VANCOUVER, BC - Otis Gold Corp. has commenced an approximately 25 hole, 8,000 meter drill program at the Kilgore Project, Clark County, Idaho. The primary goal of the drill program is to follow up at depth on drill intercepts achieved in 2016 at the existing Kilgore Deposit, primarily in the prospective Aspen Formation host unit. Further, 2 of the planned holes will be drilled for metallurgical test purposes. Drilling will continue through November and results will be announced as they become available. All drilling will be conducted by Timberline Drilling of Hayden Lake, Idaho employing two Atlas Copco CS-14 track-mounted core rigs.

On a parallel basis, the Company is implementing an approximately 250 line-kilometer ground magnetometer survey to complement the magnetic survey work completed in 2016. Upon completion of this program, Otis will have ground magnetic coverage over its entire Kilgore land package.

The company has commenced a sampling program comprising approximately 2,500 soil and rock-chip samples to expand coverage of the existing soils database.

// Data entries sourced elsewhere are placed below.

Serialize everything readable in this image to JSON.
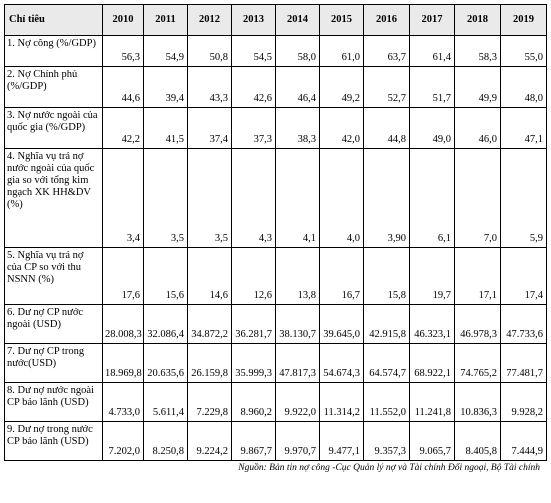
{
  "table": {
    "headers": [
      "Chỉ tiêu",
      "2010",
      "2011",
      "2012",
      "2013",
      "2014",
      "2015",
      "2016",
      "2017",
      "2018",
      "2019"
    ],
    "rows": [
      {
        "label": "1. Nợ công (%/GDP)",
        "values": [
          "56,3",
          "54,9",
          "50,8",
          "54,5",
          "58,0",
          "61,0",
          "63,7",
          "61,4",
          "58,3",
          "55,0"
        ]
      },
      {
        "label": "2. Nợ Chính phủ (%/GDP)",
        "values": [
          "44,6",
          "39,4",
          "43,3",
          "42,6",
          "46,4",
          "49,2",
          "52,7",
          "51,7",
          "49,9",
          "48,0"
        ]
      },
      {
        "label": "3. Nợ nước ngoài của quốc gia (%/GDP)",
        "values": [
          "42,2",
          "41,5",
          "37,4",
          "37,3",
          "38,3",
          "42,0",
          "44,8",
          "49,0",
          "46,0",
          "47,1"
        ]
      },
      {
        "label": "4. Nghĩa vụ trả nợ nước ngoài của quốc gia so với tổng kim ngạch XK HH&DV (%)",
        "values": [
          "3,4",
          "3,5",
          "3,5",
          "4,3",
          "4,1",
          "4,0",
          "3,90",
          "6,1",
          "7,0",
          "5,9"
        ]
      },
      {
        "label": "5. Nghĩa vụ trả nợ của CP so với thu NSNN (%)",
        "values": [
          "17,6",
          "15,6",
          "14,6",
          "12,6",
          "13,8",
          "16,7",
          "15,8",
          "19,7",
          "17,1",
          "17,4"
        ]
      },
      {
        "label": "6. Dư nợ CP nước ngoài (USD)",
        "values": [
          "28.008,3",
          "32.086,4",
          "34.872,2",
          "36.281,7",
          "38.130,7",
          "39.645,0",
          "42.915,8",
          "46.323,1",
          "46.978,3",
          "47.733,6"
        ]
      },
      {
        "label": "7. Dư nợ CP trong nước(USD)",
        "values": [
          "18.969,8",
          "20.635,6",
          "26.159,8",
          "35.999,3",
          "47.817,3",
          "54.674,3",
          "64.574,7",
          "68.922,1",
          "74.765,2",
          "77.481,7"
        ]
      },
      {
        "label": "8. Dư nợ nước ngoài CP bảo lãnh (USD)",
        "values": [
          "4.733,0",
          "5.611,4",
          "7.229,8",
          "8.960,2",
          "9.922,0",
          "11.314,2",
          "11.552,0",
          "11.241,8",
          "10.836,3",
          "9.928,2"
        ]
      },
      {
        "label": "9. Dư nợ trong nước CP bảo lãnh (USD)",
        "values": [
          "7.202,0",
          "8.250,8",
          "9.224,2",
          "9.867,7",
          "9.970,7",
          "9.477,1",
          "9.357,3",
          "9.065,7",
          "8.405,8",
          "7.444,9"
        ]
      }
    ]
  },
  "source": "Nguồn: Bản tin nợ công -Cục Quản lý nợ và Tài chính Đối ngoại, Bộ Tài chính"
}
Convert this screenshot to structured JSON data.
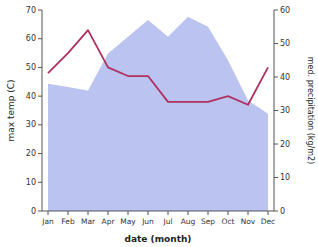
{
  "chart_data": {
    "type": "line",
    "x_label": "date (month)",
    "y_label": "max temp (C)",
    "y2_label": "med. precipitation (kg/m2)",
    "categories": [
      "Jan",
      "Feb",
      "Mar",
      "Apr",
      "May",
      "Jun",
      "Jul",
      "Aug",
      "Sep",
      "Oct",
      "Nov",
      "Dec"
    ],
    "series": [
      {
        "type": "area",
        "axis": "y2",
        "color": "#bbc4f0",
        "values": [
          38,
          37,
          36,
          47,
          52,
          57,
          52,
          58,
          55,
          45,
          33,
          29
        ]
      },
      {
        "type": "line",
        "color": "#b03060",
        "values": [
          48,
          55,
          63,
          50,
          47,
          47,
          38,
          38,
          38,
          40,
          37,
          50
        ]
      }
    ],
    "ylim": [
      0,
      70
    ],
    "yticks": [
      0,
      10,
      20,
      30,
      40,
      50,
      60,
      70
    ],
    "y2lim": [
      0,
      60
    ],
    "y2ticks": [
      0,
      10,
      20,
      30,
      40,
      50,
      60
    ]
  }
}
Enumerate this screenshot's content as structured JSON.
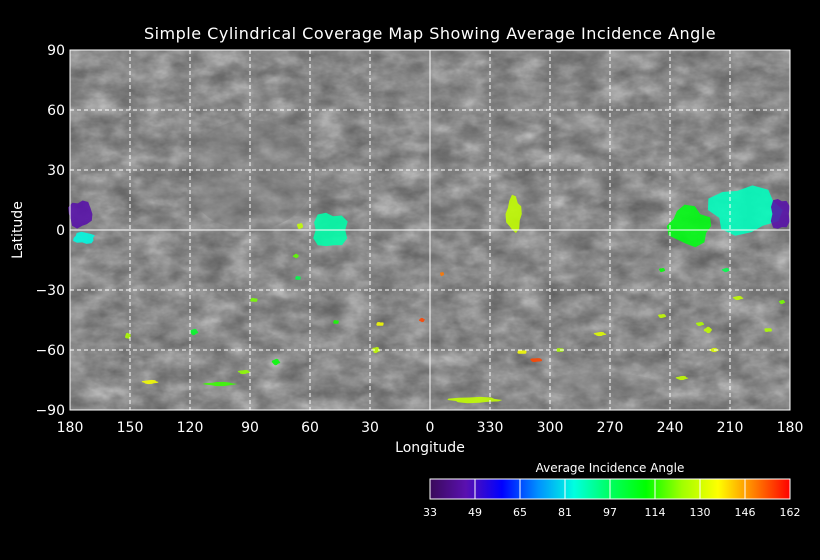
{
  "title": "Simple Cylindrical Coverage Map Showing Average Incidence Angle",
  "chart_data": {
    "type": "map",
    "projection": "simple cylindrical",
    "xlabel": "Longitude",
    "ylabel": "Latitude",
    "x_tick_labels": [
      "180",
      "150",
      "120",
      "90",
      "60",
      "30",
      "0",
      "330",
      "300",
      "270",
      "240",
      "210",
      "180"
    ],
    "y_tick_labels": [
      "90",
      "60",
      "30",
      "0",
      "−30",
      "−60",
      "−90"
    ],
    "grid": true,
    "colorbar": {
      "title": "Average Incidence Angle",
      "min": 33,
      "max": 162,
      "tick_labels": [
        "33",
        "49",
        "65",
        "81",
        "97",
        "114",
        "130",
        "146",
        "162"
      ],
      "colors": [
        "#3a0a5a",
        "#5a10b0",
        "#0000ff",
        "#0090ff",
        "#00ffe0",
        "#00ff60",
        "#00ff00",
        "#a0ff00",
        "#ffff00",
        "#ff8000",
        "#ff0000"
      ]
    },
    "coverage_patches": [
      {
        "lon": 175,
        "lat": 8,
        "dlon": 12,
        "dlat": 14,
        "angle": 45
      },
      {
        "lon": 173,
        "lat": -4,
        "dlon": 11,
        "dlat": 6,
        "angle": 84
      },
      {
        "lon": 50,
        "lat": 0,
        "dlon": 18,
        "dlat": 18,
        "angle": 90
      },
      {
        "lon": 318,
        "lat": 8,
        "dlon": 8,
        "dlat": 18,
        "angle": 128
      },
      {
        "lon": 230,
        "lat": 2,
        "dlon": 22,
        "dlat": 20,
        "angle": 108
      },
      {
        "lon": 203,
        "lat": 10,
        "dlon": 36,
        "dlat": 24,
        "angle": 88
      },
      {
        "lon": 185,
        "lat": 8,
        "dlon": 10,
        "dlat": 16,
        "angle": 45
      },
      {
        "lon": 338,
        "lat": -85,
        "dlon": 26,
        "dlat": 3,
        "angle": 128
      },
      {
        "lon": 275,
        "lat": -52,
        "dlon": 6,
        "dlat": 2,
        "angle": 132
      },
      {
        "lon": 307,
        "lat": -65,
        "dlon": 6,
        "dlat": 2,
        "angle": 155
      },
      {
        "lon": 314,
        "lat": -61,
        "dlon": 5,
        "dlat": 2,
        "angle": 135
      },
      {
        "lon": 295,
        "lat": -60,
        "dlon": 4,
        "dlat": 2,
        "angle": 125
      },
      {
        "lon": 105,
        "lat": -77,
        "dlon": 16,
        "dlat": 2,
        "angle": 115
      },
      {
        "lon": 140,
        "lat": -76,
        "dlon": 8,
        "dlat": 2,
        "angle": 135
      },
      {
        "lon": 93,
        "lat": -71,
        "dlon": 6,
        "dlat": 2,
        "angle": 122
      },
      {
        "lon": 77,
        "lat": -66,
        "dlon": 4,
        "dlat": 3,
        "angle": 110
      },
      {
        "lon": 118,
        "lat": -51,
        "dlon": 4,
        "dlat": 3,
        "angle": 105
      },
      {
        "lon": 151,
        "lat": -53,
        "dlon": 3,
        "dlat": 3,
        "angle": 125
      },
      {
        "lon": 88,
        "lat": -35,
        "dlon": 4,
        "dlat": 2,
        "angle": 120
      },
      {
        "lon": 66,
        "lat": -24,
        "dlon": 3,
        "dlat": 2,
        "angle": 100
      },
      {
        "lon": 65,
        "lat": 2,
        "dlon": 3,
        "dlat": 3,
        "angle": 128
      },
      {
        "lon": 67,
        "lat": -13,
        "dlon": 3,
        "dlat": 2,
        "angle": 118
      },
      {
        "lon": 27,
        "lat": -60,
        "dlon": 4,
        "dlat": 3,
        "angle": 128
      },
      {
        "lon": 47,
        "lat": -46,
        "dlon": 3,
        "dlat": 2,
        "angle": 112
      },
      {
        "lon": 25,
        "lat": -47,
        "dlon": 4,
        "dlat": 2,
        "angle": 135
      },
      {
        "lon": 244,
        "lat": -43,
        "dlon": 4,
        "dlat": 2,
        "angle": 128
      },
      {
        "lon": 234,
        "lat": -74,
        "dlon": 6,
        "dlat": 2,
        "angle": 128
      },
      {
        "lon": 225,
        "lat": -47,
        "dlon": 4,
        "dlat": 2,
        "angle": 125
      },
      {
        "lon": 221,
        "lat": -50,
        "dlon": 4,
        "dlat": 3,
        "angle": 128
      },
      {
        "lon": 218,
        "lat": -60,
        "dlon": 5,
        "dlat": 2,
        "angle": 132
      },
      {
        "lon": 206,
        "lat": -34,
        "dlon": 5,
        "dlat": 2,
        "angle": 128
      },
      {
        "lon": 191,
        "lat": -50,
        "dlon": 4,
        "dlat": 2,
        "angle": 125
      },
      {
        "lon": 184,
        "lat": -36,
        "dlon": 3,
        "dlat": 2,
        "angle": 120
      },
      {
        "lon": 244,
        "lat": -20,
        "dlon": 3,
        "dlat": 2,
        "angle": 110
      },
      {
        "lon": 212,
        "lat": -20,
        "dlon": 4,
        "dlat": 2,
        "angle": 100
      },
      {
        "lon": 4,
        "lat": -45,
        "dlon": 3,
        "dlat": 2,
        "angle": 155
      },
      {
        "lon": 354,
        "lat": -22,
        "dlon": 2,
        "dlat": 2,
        "angle": 150
      }
    ]
  }
}
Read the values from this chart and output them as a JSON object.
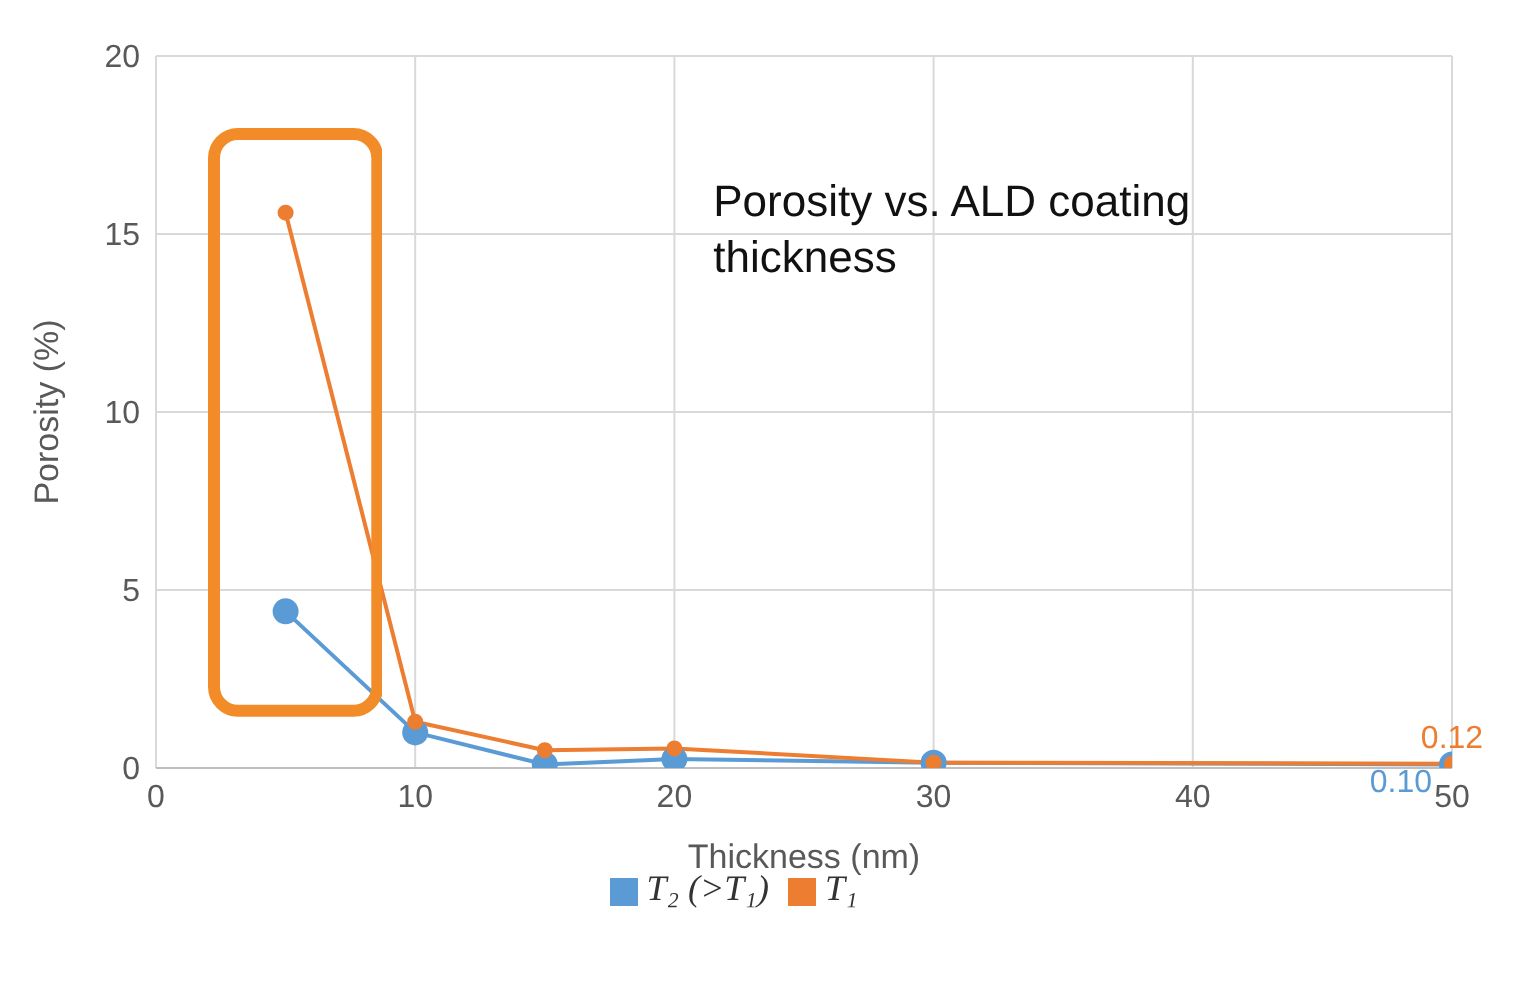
{
  "chart_data": {
    "type": "line",
    "xlabel": "Thickness (nm)",
    "ylabel": "Porosity (%)",
    "annotations": [
      "Porosity vs. ALD coating thickness"
    ],
    "x": [
      5,
      10,
      15,
      20,
      30,
      50
    ],
    "series": [
      {
        "name": "T₂ (>T₁)",
        "color": "#5b9bd5",
        "values": [
          4.4,
          1.0,
          0.1,
          0.25,
          0.15,
          0.1
        ],
        "value_labels": [
          null,
          null,
          null,
          null,
          null,
          "0.10"
        ]
      },
      {
        "name": "T₁",
        "color": "#ed7d31",
        "values": [
          15.6,
          1.3,
          0.5,
          0.55,
          0.15,
          0.12
        ],
        "value_labels": [
          null,
          null,
          null,
          null,
          null,
          "0.12"
        ]
      }
    ],
    "xlim": [
      0,
      50
    ],
    "xticks": [
      0,
      10,
      20,
      30,
      40,
      50
    ],
    "ylim": [
      0,
      20
    ],
    "yticks": [
      0,
      5,
      10,
      15,
      20
    ],
    "grid": true,
    "legend": "bottom",
    "marker": "circle",
    "line_style": "solid"
  }
}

These new data, when factored with structural information, geology and the magnetic data, will be used to plan exploration drilling for 2018 and beyond as the Company continues to explore for additional deposits along the Kilgore Caldera margin. In addition Otis has acquired several airborne surveys flown initially by Aerodat Inc, for Echo Bay Mines Ltd, in the early 1990s. The data, secured from a subsidiary of Fugro Geophysics of Toronto, Canada, includes a GPS registered airborne magnetic survey, several channels of radiometrics and an airborne resistivity survey. The information will be integrated with other geologic data accumulated on the property for drill targeting purposes. Of particular interest is the resistivity data which shows good correlation with the Kilgore deposit and its northern extension. The potassium channel on the radiometric survey will be useful in targeting other areas on the property containing the quartz-adularia signature characteristics of the Kilgore deposit. Adularia is a low-temperature potassium feldspar that typically forms in lower temperature hydrothermal deposits and has a significant radiometric response due to the presence of the potassium-40 (40K) isotope in its mineral lattice.